Доктор перехватил инициативу. Если бы сейчас можно было высоко подпрыгнуть и выкрикнуть себе радостное приветствие, то он так и поступил бы.
В этих плебеях кипели неудержимые эмоции, так как, подобно всем таким людишкам, их поведение в гораздо большей степени управлялось сырыми страстями, нежели интеллектом, но «беретта» заставляла их сдерживаться, и поэтому они с каждой секундой вынуждены были все ближе подходить к осознанию того, что пистолет был не единственным и не главным оружием доктора. Если он мог с такой легкостью признаться в убийстве Скита и Пустяка, даже здесь, в своей закрытой от всех посторонних святая святых, то, значит, у него нет ни малейшего опасения в том, что он может подвергнуться судебному преследованию за убийство; он должен быть уверен в своей неприкосновенности.

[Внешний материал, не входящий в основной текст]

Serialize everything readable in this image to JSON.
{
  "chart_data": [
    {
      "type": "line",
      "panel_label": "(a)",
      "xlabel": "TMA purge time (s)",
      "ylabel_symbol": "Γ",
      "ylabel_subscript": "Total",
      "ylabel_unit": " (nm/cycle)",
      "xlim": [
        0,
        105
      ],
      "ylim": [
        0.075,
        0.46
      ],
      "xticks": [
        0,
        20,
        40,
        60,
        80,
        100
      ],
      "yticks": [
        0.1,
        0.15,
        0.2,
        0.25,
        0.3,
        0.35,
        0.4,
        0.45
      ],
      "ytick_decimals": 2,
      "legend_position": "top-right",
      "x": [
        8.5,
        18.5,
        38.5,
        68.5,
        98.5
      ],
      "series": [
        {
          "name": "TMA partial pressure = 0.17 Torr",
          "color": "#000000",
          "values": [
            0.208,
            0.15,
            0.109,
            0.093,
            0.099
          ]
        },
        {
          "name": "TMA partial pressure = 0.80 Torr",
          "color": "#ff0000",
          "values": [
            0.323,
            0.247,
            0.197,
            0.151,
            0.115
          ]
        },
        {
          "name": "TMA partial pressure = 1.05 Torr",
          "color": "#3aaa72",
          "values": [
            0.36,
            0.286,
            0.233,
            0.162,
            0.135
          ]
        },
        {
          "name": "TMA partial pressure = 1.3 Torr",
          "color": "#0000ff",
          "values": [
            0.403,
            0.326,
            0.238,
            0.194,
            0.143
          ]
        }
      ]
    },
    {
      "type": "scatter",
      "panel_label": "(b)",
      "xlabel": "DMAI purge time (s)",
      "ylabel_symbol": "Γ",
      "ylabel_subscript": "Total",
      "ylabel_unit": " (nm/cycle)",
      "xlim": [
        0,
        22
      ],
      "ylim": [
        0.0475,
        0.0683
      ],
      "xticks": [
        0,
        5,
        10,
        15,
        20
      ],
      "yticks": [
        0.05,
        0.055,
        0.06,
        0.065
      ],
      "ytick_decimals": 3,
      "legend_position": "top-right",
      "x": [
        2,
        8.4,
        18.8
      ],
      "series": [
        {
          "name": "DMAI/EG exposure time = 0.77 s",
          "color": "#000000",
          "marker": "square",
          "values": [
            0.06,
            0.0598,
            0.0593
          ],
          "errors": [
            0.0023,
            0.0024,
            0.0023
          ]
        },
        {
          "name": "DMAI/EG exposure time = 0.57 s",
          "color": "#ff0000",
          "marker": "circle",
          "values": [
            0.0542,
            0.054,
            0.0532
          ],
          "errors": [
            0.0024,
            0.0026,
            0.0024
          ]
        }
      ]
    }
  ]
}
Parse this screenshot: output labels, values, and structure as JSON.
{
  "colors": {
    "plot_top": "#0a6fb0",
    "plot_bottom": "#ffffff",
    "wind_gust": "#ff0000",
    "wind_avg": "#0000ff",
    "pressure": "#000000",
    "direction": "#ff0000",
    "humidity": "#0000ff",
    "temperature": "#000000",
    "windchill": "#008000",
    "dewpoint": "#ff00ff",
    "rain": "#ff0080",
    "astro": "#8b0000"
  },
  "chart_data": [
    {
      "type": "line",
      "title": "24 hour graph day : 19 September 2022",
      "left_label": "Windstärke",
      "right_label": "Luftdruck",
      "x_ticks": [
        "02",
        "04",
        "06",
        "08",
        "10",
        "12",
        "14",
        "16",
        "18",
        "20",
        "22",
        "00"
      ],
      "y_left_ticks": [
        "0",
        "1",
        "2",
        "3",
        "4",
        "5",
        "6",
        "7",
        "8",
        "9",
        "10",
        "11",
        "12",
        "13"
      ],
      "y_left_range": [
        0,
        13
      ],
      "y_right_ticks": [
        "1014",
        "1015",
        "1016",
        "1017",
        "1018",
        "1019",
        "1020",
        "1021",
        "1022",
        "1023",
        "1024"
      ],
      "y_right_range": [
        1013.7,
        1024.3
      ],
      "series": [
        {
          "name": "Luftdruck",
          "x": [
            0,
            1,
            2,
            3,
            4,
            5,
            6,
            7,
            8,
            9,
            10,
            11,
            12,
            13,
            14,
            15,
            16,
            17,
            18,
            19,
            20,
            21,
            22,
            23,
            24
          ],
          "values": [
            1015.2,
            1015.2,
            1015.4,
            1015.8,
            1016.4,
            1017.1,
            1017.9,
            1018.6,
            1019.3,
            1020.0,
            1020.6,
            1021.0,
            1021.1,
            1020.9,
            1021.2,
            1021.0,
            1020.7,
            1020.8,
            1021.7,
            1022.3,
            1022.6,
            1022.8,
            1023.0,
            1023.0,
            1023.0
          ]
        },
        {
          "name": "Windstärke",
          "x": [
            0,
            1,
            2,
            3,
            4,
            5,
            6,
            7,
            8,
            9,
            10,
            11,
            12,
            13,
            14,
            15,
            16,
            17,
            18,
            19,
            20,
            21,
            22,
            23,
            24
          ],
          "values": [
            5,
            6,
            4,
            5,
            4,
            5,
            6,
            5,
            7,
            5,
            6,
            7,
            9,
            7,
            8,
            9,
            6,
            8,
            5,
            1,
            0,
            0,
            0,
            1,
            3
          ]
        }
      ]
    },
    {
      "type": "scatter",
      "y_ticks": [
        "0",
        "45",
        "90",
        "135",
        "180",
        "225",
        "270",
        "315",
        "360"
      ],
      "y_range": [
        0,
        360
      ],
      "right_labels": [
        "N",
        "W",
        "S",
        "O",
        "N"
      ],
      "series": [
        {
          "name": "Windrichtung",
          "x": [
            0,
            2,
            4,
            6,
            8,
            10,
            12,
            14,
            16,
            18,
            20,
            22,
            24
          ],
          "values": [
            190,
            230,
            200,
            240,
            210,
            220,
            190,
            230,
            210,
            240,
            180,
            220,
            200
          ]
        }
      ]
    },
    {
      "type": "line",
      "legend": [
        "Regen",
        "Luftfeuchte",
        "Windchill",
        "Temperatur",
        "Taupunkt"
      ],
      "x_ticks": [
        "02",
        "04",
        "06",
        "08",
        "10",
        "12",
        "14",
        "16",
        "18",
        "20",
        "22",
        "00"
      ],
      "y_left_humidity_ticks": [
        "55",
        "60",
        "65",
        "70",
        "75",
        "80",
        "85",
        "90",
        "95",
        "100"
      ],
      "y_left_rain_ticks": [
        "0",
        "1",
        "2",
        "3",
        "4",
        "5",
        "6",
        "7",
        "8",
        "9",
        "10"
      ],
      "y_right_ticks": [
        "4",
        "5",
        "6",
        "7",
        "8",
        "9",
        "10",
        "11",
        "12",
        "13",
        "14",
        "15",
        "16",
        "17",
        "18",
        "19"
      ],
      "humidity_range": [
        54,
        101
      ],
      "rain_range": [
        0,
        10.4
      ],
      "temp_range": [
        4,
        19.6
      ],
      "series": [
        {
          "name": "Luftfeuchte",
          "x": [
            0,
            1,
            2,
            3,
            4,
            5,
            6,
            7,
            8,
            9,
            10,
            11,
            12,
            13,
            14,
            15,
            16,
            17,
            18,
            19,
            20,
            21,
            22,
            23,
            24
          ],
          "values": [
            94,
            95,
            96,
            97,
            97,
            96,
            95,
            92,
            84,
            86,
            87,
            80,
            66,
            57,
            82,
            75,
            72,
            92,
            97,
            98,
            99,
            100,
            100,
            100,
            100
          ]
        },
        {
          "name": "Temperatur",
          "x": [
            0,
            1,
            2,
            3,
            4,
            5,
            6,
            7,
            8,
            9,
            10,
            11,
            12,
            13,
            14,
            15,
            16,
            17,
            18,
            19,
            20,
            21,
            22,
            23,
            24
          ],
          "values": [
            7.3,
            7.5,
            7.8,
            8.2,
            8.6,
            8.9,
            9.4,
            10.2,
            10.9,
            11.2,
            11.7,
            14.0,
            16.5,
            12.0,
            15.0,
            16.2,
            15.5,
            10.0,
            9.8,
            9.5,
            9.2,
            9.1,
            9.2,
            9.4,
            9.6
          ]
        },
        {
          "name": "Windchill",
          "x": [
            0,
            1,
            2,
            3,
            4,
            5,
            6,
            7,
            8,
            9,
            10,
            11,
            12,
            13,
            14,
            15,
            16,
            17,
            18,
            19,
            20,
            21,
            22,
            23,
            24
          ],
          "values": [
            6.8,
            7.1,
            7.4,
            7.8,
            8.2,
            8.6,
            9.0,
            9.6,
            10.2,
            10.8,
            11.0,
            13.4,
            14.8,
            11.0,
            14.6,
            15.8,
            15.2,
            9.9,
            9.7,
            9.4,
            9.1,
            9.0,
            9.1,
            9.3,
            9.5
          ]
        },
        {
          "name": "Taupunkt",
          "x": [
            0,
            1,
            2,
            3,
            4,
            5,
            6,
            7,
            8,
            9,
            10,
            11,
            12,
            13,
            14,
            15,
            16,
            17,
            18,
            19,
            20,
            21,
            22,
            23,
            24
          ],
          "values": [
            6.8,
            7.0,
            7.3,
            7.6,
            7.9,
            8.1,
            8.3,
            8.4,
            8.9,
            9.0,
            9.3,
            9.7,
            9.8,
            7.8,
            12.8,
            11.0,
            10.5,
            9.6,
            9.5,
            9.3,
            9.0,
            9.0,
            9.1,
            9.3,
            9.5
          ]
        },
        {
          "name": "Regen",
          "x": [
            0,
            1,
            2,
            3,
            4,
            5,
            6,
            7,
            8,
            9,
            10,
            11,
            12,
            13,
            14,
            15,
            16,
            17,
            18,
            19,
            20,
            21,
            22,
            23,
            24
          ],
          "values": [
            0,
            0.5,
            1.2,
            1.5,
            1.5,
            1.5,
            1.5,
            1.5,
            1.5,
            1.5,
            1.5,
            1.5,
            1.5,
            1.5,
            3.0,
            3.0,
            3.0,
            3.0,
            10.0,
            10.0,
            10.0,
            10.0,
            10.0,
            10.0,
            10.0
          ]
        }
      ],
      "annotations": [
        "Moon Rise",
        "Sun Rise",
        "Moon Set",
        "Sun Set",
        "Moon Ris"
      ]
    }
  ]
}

С неохотой, преодолевая горечь, они неуклонно подходили к выводу, что независимо от того, насколько энергично они будут стремиться к победе над ним, он все равно застрелит их, этот игрок высочайшего класса, мощнейшего интеллекта, не признающий никаких правил, кроме своих собственных, с его исключительным талантом к обману — именно поэтому пистолетик является лишь самым незначительным из его вооружений.
Предоставив им короткую паузу для того, чтобы эта правда могла провариться в котле печально-серого вещества их мозгов, доктор решительным ходом устранил опасность ничейного исхода.
— Я думаю, что теперь вам будет лучше уйти. И еще я дам вам совет, чтобы немного подсократить фору в этой игре.
— Игре? — переспросила Марти.
Презрение и отвращение, слышавшиеся в ее голосе, больше уже не задевали Аримана.
— Чего вы все хотите? — спросил Дасти. Эмоции переполняли его, и голос срывался. — Этот институт?…
— О, — небрежным тоном откликнулся доктор, — вы не можете не понимать, что время от времени бывает полезно устранить кого-нибудь, кто препятствует проведению важных политических акций. Или направлять действия кого-то, кто мог бы им посодействовать. А иногда… бомба, брошенная каким-нибудь фанатиком правого крыла, или на следующей неделе левым фанатиком, или драматическое массовое убийство, совершенное преступником-одиночкой, или занимательная авария поезда, или кошмарное бедствие из-за разлива нефти… Все эти веши могут получить ненормально большое освещение в печати, сконцентрировать внимание нации на определенной проблеме и подтолкнуть законодательство, что послужит укреплению стабильности общества и позволит ему успешно уклоняться от крайностей политического спектра.
— И такие люди, как вы, собираются спасать нас от экстремистов?
Игнорируя ее колкость, он продолжал:
— А что касается совета, о котором я упомянул… Начиная с этих пор не спите одновременно. Не расставайтесь друг с другом. Прикрывайте друг другу спины. И помните, что любой прохожий на улице, любой человек в толпе может принадлежать мне.
Он отчетливо видел, что они не желали уходить. Их сердца торопливо бились, в их ушах гремели колокола гнева, печали и потрясения, и им хотелось найти решение прямо сейчас, прямо здесь, как всегда поступал этот сорт людишек, поскольку никто из них не мог выстроить и оценить долговременный стратегический план. Они были не в состоянии преодолеть свою отчаянную потребность в немедленном эмоциональном катарсисе при помощи холодного осознания факта своего полного бессилия.
— Идите, — величественно сказал Ариман, указывая на дверь «береттой».
И они ушли, потому что ничего другого им не оставалось.